Monday, November 13, 2006

Software Learnings for Make Benefit Glorious Open Source

What a glorious day for Open Source. I don't remember a day as good as this in a long while. My next post is going to include a ton of stuff from the Fedora Summit being held today, so I figured I should get to all the other great news of the day first.

First and Foremost, in what took a back seat in the news today, more than just reaction and raw emotion has started to pour out of the community regarding Novellgate. Today, the Samba Team sent Novell a big Fuck You (Sorry Kids). I'm glad to see projects becoming actively vocal about this and letting Novell know that the GPL and Open Source is not just another whore in their harem of short-term solutions to rectify their long standing history of malfeasance.

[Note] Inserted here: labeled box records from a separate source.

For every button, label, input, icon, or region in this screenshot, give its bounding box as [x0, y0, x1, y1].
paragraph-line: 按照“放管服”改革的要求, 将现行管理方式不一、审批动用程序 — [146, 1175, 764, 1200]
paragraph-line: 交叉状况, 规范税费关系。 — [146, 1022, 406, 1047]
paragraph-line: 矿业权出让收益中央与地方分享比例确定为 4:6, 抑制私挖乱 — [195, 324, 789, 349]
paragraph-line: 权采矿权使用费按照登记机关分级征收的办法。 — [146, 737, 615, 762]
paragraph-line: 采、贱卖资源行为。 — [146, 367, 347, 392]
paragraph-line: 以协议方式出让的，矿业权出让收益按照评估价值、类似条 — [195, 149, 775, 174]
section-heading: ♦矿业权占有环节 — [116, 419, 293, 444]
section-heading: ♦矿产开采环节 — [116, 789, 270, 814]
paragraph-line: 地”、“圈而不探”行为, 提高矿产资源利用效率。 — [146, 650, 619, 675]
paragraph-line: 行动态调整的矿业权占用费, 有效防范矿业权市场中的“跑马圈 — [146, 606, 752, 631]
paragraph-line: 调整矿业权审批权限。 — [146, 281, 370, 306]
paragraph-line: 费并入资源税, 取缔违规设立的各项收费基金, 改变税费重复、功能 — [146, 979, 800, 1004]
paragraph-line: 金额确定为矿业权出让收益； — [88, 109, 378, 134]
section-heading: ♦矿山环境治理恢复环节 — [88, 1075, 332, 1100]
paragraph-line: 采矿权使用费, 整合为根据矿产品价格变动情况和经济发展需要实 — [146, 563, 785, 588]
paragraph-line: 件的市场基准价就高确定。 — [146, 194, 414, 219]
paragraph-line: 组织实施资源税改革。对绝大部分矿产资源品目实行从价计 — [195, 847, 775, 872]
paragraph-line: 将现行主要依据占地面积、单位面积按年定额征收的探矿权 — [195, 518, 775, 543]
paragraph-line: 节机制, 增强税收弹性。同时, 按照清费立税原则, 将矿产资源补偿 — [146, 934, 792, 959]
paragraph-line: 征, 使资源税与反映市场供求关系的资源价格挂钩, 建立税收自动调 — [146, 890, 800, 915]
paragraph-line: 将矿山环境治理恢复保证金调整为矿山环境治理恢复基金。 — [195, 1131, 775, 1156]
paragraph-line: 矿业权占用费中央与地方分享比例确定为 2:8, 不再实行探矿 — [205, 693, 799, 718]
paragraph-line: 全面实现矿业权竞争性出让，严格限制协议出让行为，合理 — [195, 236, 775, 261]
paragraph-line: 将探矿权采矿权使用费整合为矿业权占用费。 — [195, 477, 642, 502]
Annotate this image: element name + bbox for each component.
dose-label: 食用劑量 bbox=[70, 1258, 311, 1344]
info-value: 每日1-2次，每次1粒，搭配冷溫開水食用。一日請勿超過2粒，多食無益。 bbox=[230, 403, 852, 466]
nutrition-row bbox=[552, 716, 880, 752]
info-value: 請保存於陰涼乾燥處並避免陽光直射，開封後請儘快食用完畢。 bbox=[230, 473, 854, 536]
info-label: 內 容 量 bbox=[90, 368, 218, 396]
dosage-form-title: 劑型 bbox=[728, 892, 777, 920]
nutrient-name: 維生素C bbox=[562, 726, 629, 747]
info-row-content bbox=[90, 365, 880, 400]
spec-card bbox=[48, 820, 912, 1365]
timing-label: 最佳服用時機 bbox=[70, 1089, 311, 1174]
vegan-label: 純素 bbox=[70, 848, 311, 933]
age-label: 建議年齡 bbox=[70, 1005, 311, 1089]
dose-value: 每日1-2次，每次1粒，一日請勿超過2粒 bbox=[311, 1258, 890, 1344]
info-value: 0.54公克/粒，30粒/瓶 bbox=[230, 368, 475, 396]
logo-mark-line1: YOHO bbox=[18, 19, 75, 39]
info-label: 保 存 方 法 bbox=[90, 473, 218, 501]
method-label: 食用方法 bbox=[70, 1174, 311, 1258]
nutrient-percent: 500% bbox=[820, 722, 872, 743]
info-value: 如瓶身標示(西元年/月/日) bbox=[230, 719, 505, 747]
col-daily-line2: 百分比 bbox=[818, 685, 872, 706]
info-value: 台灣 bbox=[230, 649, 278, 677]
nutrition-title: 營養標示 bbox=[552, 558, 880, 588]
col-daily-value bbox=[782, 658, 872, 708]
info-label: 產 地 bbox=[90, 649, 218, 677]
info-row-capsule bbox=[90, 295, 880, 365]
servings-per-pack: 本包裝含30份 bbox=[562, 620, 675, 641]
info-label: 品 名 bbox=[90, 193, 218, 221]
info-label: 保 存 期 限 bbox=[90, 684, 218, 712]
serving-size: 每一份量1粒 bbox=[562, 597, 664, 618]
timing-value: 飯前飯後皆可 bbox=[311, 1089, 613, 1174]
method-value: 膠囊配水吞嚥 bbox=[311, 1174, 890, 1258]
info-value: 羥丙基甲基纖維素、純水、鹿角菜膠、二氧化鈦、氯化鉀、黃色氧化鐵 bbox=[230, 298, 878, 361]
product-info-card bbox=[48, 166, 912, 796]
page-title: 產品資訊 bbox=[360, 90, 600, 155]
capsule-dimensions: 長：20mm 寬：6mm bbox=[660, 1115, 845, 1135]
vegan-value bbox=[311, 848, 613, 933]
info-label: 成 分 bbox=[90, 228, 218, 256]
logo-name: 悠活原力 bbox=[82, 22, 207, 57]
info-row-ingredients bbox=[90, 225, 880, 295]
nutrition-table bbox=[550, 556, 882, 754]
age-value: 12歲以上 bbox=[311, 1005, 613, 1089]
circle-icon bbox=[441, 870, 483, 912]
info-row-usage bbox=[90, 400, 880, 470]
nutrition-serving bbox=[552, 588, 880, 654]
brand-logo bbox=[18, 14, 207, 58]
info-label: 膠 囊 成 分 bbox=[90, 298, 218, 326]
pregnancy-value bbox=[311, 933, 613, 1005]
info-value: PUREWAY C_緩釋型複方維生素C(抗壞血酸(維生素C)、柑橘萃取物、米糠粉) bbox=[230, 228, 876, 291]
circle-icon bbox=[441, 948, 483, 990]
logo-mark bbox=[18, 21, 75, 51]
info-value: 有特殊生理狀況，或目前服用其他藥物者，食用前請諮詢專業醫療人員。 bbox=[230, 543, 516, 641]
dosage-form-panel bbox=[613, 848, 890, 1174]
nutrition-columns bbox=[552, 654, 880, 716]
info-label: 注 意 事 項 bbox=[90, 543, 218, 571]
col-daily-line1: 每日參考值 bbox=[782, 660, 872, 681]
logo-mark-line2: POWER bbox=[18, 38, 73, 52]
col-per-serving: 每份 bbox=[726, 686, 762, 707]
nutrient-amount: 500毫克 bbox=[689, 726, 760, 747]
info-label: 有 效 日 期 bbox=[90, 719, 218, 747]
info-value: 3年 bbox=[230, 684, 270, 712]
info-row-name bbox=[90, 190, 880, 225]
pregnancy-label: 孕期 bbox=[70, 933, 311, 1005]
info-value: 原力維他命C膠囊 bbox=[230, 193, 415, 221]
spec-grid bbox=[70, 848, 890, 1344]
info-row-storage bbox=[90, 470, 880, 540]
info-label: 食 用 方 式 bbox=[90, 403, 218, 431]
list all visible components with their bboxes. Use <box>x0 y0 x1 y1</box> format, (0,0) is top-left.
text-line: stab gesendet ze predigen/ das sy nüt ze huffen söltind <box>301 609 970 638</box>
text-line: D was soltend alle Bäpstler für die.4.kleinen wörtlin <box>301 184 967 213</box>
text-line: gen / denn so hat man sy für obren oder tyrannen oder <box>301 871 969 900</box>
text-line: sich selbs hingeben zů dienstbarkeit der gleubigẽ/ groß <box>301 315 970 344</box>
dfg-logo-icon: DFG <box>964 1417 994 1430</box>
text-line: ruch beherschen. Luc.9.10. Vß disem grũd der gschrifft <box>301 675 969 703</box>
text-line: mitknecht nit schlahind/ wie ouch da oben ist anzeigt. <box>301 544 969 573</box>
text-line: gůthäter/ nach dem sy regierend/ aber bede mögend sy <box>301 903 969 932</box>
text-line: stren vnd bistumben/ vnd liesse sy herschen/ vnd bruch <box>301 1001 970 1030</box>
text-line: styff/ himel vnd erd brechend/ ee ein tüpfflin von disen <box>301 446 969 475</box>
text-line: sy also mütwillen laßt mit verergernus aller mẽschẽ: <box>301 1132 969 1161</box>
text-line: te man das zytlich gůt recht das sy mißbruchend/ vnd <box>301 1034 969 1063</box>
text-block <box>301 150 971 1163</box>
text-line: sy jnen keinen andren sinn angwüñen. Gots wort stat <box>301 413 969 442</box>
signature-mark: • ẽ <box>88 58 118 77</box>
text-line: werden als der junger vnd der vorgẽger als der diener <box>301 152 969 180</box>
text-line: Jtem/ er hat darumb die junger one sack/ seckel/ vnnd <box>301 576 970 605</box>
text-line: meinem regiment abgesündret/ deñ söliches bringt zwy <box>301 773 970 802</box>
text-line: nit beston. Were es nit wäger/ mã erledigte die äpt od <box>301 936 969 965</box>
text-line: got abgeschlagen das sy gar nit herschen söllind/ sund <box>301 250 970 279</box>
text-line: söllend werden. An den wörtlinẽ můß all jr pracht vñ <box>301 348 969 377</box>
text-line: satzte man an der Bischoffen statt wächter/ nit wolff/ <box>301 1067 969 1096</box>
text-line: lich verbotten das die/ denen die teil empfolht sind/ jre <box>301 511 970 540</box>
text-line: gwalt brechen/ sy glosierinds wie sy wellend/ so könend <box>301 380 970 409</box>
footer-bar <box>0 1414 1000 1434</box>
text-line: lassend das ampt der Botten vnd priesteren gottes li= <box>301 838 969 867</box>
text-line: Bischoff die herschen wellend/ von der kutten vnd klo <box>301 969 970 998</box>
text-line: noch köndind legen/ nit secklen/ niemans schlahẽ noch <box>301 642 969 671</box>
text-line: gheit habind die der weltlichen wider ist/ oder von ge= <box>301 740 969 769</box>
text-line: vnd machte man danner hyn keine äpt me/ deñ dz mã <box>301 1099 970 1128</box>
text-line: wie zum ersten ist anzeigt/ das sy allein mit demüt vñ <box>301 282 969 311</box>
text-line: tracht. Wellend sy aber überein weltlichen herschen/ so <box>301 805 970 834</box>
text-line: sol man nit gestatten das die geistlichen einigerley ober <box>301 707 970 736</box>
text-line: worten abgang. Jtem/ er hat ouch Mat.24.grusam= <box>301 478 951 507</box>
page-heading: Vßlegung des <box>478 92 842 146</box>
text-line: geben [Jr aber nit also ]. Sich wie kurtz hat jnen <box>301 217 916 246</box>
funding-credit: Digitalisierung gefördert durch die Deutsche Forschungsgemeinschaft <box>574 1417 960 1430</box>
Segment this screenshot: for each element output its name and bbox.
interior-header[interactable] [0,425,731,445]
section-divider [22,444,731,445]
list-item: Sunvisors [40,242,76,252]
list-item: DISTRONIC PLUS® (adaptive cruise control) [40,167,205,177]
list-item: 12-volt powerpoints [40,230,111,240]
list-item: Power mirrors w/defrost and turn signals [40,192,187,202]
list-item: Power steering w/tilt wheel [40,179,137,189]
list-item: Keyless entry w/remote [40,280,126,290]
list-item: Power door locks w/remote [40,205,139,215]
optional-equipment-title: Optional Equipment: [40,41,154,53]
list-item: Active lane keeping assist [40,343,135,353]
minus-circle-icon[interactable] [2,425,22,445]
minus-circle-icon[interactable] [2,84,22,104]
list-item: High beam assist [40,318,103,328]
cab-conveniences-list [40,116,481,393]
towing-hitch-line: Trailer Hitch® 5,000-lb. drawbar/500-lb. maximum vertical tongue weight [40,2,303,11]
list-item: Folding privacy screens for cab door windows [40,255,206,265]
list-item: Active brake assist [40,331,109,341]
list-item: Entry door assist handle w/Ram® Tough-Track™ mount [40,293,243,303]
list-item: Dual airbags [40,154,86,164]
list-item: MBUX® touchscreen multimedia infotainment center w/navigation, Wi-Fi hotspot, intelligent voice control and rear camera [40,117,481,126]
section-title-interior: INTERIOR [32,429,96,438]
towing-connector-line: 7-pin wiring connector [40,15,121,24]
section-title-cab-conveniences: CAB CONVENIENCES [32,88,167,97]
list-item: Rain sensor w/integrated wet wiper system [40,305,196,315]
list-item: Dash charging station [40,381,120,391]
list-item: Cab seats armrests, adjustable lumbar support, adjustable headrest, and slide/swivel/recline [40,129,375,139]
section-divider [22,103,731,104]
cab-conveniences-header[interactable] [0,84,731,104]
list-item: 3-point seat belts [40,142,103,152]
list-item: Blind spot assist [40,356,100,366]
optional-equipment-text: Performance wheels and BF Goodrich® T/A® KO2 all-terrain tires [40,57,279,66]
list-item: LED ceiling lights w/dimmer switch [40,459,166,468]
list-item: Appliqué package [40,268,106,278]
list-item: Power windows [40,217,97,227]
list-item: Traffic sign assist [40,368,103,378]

Secondly, Sun has finally acted upon their long standing promises of Open Sourcing Java. J2SE, J2ME and yes, even J2EE (read the press release) will now be offered under GPLv2. That's great news all around the table and truly a shot heard 'round the Open Source world. It's even better news for companies offering enterprise Java Application Stacks.

Jonathan Schwartz even got in on some of the Novell bashing fun
. Awesome!!! So now, let's give credit where credit is due, Jonathan Schwartz, myself and freedom loving people around the world applaud you. Of course though, in traditional Sun-has-delusions-of-grandeur fashion, they decided to post this on their Open Source Java FAQ site.

"This singular act is the largest contribution ever made to the free software community, and places Sun squarely at the front of the open-source movement - as the single biggest commercial contributor."

Yeah, nice try. I think they make have gotten a little too excited. I really just posted that because I thought spot would get a kick out of reading it.

All in all, today should serve as a validation to all involved or watching the community that we are winning, we are affecting change and we will ultimately succeed in changing the world. It should also serve as a warning to all those skeptics who thought Open Source was and still is going nowhere fast (yes, I'm pointing at you guys at Gartner).